The 13th straight weekend of demonstrations turned violent in Hong Kong on Saturday as police fired tear gas and water cannon at anti-government protesters, who responded by throwing petrol bombs and other projectiles.
There were several tense standoffs between the two sides, including outside the Hong Kong government headquarters, where police sprayed blue-dyed water at the protesters in an attempt to disperse the crowd.
The colouring leaves stains and makes the participants potentially easier to identify later.
Officers also shot pepper spray and tear gas towards the crowd.
The protesters retreated and eventually moved towards the police headquarters, where they piled debris and built makeshift barricades on nearby roads.
Protesters lit several of their barricades on fire, with one of them growing into a large blaze that filled the commercial street with smoke.

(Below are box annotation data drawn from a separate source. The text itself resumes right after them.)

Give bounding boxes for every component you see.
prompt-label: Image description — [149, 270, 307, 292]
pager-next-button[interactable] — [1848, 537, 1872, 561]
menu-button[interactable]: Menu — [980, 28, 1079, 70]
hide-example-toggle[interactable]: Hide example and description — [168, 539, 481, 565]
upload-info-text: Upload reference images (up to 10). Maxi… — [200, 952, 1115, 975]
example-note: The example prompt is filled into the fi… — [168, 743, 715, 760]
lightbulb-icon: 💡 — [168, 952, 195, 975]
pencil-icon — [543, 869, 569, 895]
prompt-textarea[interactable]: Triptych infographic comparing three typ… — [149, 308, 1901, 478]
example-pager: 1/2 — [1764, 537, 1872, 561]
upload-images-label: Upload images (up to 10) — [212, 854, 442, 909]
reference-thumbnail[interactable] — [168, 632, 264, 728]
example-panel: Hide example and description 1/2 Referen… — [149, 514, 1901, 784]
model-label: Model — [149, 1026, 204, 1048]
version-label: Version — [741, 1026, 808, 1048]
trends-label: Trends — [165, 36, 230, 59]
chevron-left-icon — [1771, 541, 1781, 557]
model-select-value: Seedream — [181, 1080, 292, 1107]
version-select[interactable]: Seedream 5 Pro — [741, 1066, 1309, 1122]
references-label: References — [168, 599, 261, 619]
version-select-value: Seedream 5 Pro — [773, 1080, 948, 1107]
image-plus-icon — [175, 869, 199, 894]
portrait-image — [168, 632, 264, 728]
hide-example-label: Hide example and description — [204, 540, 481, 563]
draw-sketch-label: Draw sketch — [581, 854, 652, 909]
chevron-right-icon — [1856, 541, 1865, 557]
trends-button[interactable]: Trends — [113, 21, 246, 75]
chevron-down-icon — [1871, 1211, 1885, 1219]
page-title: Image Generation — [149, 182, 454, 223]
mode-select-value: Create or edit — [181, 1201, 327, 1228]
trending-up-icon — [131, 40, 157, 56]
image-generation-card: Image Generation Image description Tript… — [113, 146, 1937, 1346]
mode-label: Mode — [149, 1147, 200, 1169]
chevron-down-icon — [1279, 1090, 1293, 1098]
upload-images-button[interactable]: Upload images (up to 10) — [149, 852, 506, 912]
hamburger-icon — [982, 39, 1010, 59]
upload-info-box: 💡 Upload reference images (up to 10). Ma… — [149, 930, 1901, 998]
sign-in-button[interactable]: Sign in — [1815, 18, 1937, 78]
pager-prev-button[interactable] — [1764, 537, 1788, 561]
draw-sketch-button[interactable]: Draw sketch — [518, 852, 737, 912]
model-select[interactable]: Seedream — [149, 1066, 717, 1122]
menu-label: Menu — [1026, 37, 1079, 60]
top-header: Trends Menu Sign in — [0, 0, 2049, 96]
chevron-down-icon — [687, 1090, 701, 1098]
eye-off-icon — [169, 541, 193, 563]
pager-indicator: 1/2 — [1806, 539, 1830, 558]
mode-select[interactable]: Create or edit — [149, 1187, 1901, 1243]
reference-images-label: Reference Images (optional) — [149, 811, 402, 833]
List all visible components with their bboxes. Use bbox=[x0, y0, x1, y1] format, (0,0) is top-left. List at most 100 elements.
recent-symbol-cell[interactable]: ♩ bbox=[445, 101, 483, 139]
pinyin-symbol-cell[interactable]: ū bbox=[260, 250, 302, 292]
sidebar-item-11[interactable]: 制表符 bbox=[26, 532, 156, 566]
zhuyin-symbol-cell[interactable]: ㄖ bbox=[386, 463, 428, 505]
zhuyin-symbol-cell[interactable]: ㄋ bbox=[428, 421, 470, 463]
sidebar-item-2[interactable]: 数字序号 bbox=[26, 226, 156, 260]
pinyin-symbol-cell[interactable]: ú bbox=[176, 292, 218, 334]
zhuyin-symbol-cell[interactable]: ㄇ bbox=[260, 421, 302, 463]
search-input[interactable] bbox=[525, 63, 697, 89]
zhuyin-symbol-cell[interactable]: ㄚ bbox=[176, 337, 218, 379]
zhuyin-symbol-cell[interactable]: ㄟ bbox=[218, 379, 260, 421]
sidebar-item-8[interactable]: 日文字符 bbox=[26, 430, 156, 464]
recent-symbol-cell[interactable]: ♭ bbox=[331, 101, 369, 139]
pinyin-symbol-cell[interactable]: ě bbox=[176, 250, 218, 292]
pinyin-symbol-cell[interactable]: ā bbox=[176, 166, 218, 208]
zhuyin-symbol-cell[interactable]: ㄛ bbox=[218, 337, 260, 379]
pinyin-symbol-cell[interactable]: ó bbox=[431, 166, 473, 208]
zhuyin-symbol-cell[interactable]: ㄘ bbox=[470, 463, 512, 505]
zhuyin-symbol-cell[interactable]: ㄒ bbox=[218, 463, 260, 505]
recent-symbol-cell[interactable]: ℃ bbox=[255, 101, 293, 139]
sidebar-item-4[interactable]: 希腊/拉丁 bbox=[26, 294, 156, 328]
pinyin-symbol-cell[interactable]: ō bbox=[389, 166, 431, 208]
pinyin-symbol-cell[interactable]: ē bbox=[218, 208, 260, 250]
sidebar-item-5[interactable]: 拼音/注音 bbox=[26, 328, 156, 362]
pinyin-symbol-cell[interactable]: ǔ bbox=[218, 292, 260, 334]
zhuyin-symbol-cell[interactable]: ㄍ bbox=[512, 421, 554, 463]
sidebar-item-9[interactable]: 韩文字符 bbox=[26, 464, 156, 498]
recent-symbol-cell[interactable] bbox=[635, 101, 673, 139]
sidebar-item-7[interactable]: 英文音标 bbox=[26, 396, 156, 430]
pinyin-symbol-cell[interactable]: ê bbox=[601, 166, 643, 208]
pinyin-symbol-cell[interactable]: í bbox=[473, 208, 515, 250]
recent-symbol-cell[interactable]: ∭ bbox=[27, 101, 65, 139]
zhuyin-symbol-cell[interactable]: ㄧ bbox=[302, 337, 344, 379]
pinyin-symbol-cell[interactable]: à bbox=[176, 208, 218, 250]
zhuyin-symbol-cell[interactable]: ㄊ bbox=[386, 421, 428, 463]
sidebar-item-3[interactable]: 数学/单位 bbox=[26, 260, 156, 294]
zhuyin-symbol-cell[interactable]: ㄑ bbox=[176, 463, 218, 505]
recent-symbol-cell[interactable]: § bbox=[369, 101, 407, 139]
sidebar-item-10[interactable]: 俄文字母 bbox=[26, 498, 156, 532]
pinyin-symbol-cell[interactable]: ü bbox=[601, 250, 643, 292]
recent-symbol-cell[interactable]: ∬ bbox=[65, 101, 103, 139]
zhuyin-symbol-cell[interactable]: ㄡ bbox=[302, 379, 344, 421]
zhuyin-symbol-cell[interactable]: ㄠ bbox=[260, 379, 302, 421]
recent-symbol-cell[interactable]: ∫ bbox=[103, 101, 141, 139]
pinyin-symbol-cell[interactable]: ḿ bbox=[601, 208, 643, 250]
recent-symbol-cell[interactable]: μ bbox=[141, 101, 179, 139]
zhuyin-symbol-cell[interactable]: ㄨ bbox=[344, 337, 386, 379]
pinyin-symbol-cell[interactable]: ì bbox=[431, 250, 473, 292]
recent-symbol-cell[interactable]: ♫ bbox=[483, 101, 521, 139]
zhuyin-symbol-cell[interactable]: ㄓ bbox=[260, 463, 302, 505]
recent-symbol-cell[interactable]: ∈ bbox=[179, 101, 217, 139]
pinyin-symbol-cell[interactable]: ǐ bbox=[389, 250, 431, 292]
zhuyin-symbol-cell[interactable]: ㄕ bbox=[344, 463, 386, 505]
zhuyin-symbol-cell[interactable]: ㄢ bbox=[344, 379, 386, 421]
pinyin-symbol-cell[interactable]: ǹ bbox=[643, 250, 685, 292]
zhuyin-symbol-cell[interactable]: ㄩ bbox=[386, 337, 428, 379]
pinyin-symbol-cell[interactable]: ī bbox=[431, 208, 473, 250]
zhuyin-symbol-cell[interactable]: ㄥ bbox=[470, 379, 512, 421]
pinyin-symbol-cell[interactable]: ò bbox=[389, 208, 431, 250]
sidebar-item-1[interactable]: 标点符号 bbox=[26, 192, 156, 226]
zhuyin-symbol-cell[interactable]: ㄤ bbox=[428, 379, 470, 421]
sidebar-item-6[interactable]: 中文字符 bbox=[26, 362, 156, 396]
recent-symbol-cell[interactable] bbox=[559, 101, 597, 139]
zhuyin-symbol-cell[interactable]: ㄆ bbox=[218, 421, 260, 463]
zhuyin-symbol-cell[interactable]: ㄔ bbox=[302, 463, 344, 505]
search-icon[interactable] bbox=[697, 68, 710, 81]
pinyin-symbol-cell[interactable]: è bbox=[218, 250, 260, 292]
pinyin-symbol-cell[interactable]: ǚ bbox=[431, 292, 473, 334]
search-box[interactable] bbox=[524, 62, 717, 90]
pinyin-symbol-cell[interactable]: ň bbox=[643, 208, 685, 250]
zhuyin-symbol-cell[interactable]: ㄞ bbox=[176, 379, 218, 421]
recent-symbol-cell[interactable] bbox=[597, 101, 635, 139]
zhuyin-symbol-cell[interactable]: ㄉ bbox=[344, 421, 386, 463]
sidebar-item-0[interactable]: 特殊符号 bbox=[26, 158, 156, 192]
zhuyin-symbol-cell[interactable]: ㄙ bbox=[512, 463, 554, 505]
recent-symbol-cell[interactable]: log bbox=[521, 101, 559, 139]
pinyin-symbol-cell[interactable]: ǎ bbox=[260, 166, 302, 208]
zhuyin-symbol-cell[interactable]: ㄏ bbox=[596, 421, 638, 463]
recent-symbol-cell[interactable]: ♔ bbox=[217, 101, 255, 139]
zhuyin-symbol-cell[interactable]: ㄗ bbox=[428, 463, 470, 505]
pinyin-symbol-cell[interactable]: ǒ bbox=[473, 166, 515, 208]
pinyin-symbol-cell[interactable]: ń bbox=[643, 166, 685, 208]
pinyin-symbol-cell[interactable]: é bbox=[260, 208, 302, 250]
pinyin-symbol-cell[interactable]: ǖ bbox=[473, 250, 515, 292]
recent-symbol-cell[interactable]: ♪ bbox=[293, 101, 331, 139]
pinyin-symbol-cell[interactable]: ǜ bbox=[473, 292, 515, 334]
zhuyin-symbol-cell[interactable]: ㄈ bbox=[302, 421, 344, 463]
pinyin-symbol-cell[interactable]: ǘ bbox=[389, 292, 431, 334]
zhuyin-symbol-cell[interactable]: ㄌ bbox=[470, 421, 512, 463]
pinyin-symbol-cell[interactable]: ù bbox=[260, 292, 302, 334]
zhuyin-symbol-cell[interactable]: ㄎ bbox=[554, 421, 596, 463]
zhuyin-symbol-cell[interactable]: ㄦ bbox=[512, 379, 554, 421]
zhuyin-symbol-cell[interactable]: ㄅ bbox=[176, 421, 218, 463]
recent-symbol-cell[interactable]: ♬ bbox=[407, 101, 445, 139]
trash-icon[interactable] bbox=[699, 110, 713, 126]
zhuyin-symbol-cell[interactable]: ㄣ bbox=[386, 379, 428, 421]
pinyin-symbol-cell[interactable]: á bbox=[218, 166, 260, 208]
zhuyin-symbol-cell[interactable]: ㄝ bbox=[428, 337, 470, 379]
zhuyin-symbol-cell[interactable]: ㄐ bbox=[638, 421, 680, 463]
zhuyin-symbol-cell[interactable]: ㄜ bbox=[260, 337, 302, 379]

It was later put out by by firefighters.
There was a pattern on Saturday of young, black-shirted protesters moving into an area of the city, facing off with responding riot police officers, and then staying a step ahead of authorities by making a hasty retreat to somewhere else.
Meanwhile, thousands of other protesters holding umbrellas marched in a procession that took them in a circle around the Hong Kong island’s central business and government districts, in defiance of a police ban.
The march took place in intermittent periods of heavy rain and was planned to mark five years since Beijing failed to grant electoral reform to Hong Kong, prompting 2014’s Umbrella Movement pro-democracy protests.
The authorities did not grant authorisation for the rally but protesters came out anyway.
“It is a memorial day for us, that’s why we gather together to fight together for our right.
”Unfortunately, our legal right has been banned.
“We will do it without their permission because this is a human right,” said protester Beatrix Wong.
Police presence was heavy with officers creating roadblocks to direct protesters away from government landmarks while a number of police vehicles were spotted across Hong Kong island.
In anticipation of protests, Hong Kong’s subway system suspended service to the station nearest China’s Liaison office.
Saturday’s protest came the day after nine legislators and activists were charged by police for their role in the anti-government demonstrations, which began on June 9 over a legislative bill that would have allowed for criminal extradition to China.
Protester Jessica Wu said that she thought the government was attempting to create a climate of fear to keep people from protesting.
“I think they want to create a ‘white terror’ … to stop us from coming out or exercising our rights,” she told dpa, using a term that refers to past episodes of political repression.”